In pure water at the negatively charged cathode, a reduction reaction takes place, with electrons (e−) from the cathode being given to hydrogen cations to form hydrogen gas (the half reaction balanced with acid):

Reduction at cathode: 2 H+(aq) + 2e− → H₂(g)

At the positively charged anode, an oxidation reaction occurs, generating oxygen gas and giving electrons to the anode to complete the circuit:

Anode (oxidation): 2 H₂O(l) → O₂(g) + 4 H+(aq) + 4e−

The same half reactions can also be balanced with base as listed below. Not all half reactions must be balanced with acid or base. Many do, like the oxidation or reduction of water listed here. To add half reactions they must both be balanced with either acid or base.

Cathode (reduction): 2 H₂O(l) + 2e− → H₂(g) + 2 OH-(aq)

Anode (oxidation): 4 OH- (aq) → O₂(g) + 2 H₂O(l) + 4 e−

Combining either half reaction pair yields the same overall decomposition of water into oxygen and hydrogen:

Overall reaction: 2 H₂O(l) → 2 H₂(g) + O₂(g)

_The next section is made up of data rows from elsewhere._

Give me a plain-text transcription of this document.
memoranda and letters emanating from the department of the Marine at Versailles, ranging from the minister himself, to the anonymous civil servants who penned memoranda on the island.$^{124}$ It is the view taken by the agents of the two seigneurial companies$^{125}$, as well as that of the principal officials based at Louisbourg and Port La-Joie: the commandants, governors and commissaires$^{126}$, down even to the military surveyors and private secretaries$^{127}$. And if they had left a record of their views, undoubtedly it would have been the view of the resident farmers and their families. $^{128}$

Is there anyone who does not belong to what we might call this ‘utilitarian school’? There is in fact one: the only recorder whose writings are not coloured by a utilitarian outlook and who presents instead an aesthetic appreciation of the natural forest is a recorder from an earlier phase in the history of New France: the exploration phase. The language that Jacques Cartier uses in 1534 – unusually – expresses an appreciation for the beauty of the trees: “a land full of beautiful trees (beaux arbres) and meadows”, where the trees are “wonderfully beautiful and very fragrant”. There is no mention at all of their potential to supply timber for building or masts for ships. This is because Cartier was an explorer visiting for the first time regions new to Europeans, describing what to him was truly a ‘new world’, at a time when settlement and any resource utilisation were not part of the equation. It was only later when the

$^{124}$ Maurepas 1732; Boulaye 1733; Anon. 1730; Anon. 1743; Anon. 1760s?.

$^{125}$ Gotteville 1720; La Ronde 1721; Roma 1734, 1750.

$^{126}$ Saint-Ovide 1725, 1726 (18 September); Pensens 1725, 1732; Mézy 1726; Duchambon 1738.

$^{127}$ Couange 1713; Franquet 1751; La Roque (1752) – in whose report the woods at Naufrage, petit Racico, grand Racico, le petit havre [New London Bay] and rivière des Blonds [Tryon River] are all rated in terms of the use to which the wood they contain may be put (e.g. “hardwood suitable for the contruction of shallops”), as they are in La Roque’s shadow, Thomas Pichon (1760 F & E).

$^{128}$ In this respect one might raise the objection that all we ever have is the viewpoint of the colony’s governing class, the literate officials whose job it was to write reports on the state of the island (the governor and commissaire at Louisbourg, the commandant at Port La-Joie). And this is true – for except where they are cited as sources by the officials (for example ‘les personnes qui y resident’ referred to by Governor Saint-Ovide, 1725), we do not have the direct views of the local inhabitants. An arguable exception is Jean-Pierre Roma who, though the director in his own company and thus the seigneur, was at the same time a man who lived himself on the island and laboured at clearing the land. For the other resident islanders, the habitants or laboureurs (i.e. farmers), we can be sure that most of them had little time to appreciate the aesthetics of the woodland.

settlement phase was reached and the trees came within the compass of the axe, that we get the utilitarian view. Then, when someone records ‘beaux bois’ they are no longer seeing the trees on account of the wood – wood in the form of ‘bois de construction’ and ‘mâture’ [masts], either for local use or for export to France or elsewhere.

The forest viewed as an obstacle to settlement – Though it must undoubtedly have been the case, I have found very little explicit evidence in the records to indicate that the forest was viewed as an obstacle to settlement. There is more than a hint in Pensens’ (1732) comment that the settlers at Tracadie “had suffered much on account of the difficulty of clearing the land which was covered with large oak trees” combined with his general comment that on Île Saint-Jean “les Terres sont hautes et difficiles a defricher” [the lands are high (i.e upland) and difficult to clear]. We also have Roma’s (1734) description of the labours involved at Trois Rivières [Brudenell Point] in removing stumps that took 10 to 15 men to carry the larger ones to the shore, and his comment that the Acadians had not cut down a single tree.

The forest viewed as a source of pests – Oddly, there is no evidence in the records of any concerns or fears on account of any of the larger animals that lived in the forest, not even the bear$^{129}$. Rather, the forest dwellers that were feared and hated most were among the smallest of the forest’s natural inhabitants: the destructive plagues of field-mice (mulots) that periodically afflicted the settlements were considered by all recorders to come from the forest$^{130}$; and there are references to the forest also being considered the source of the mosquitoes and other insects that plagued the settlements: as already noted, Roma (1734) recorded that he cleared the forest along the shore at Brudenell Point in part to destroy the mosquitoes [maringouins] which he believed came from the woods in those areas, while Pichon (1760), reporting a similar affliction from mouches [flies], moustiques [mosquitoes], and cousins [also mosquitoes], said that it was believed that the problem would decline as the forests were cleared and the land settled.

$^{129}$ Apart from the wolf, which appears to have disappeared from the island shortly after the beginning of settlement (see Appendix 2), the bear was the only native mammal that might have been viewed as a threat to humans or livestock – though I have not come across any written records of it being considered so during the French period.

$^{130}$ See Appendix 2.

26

The number of hydrogen molecules produced is thus twice the number of oxygen molecules. Assuming equal temperature and pressure for both gases, the produced hydrogen gas has therefore twice the volume of the produced oxygen gas. The number of electrons pushed through the water is twice the number of generated hydrogen molecules and four times the number of generated oxygen molecules.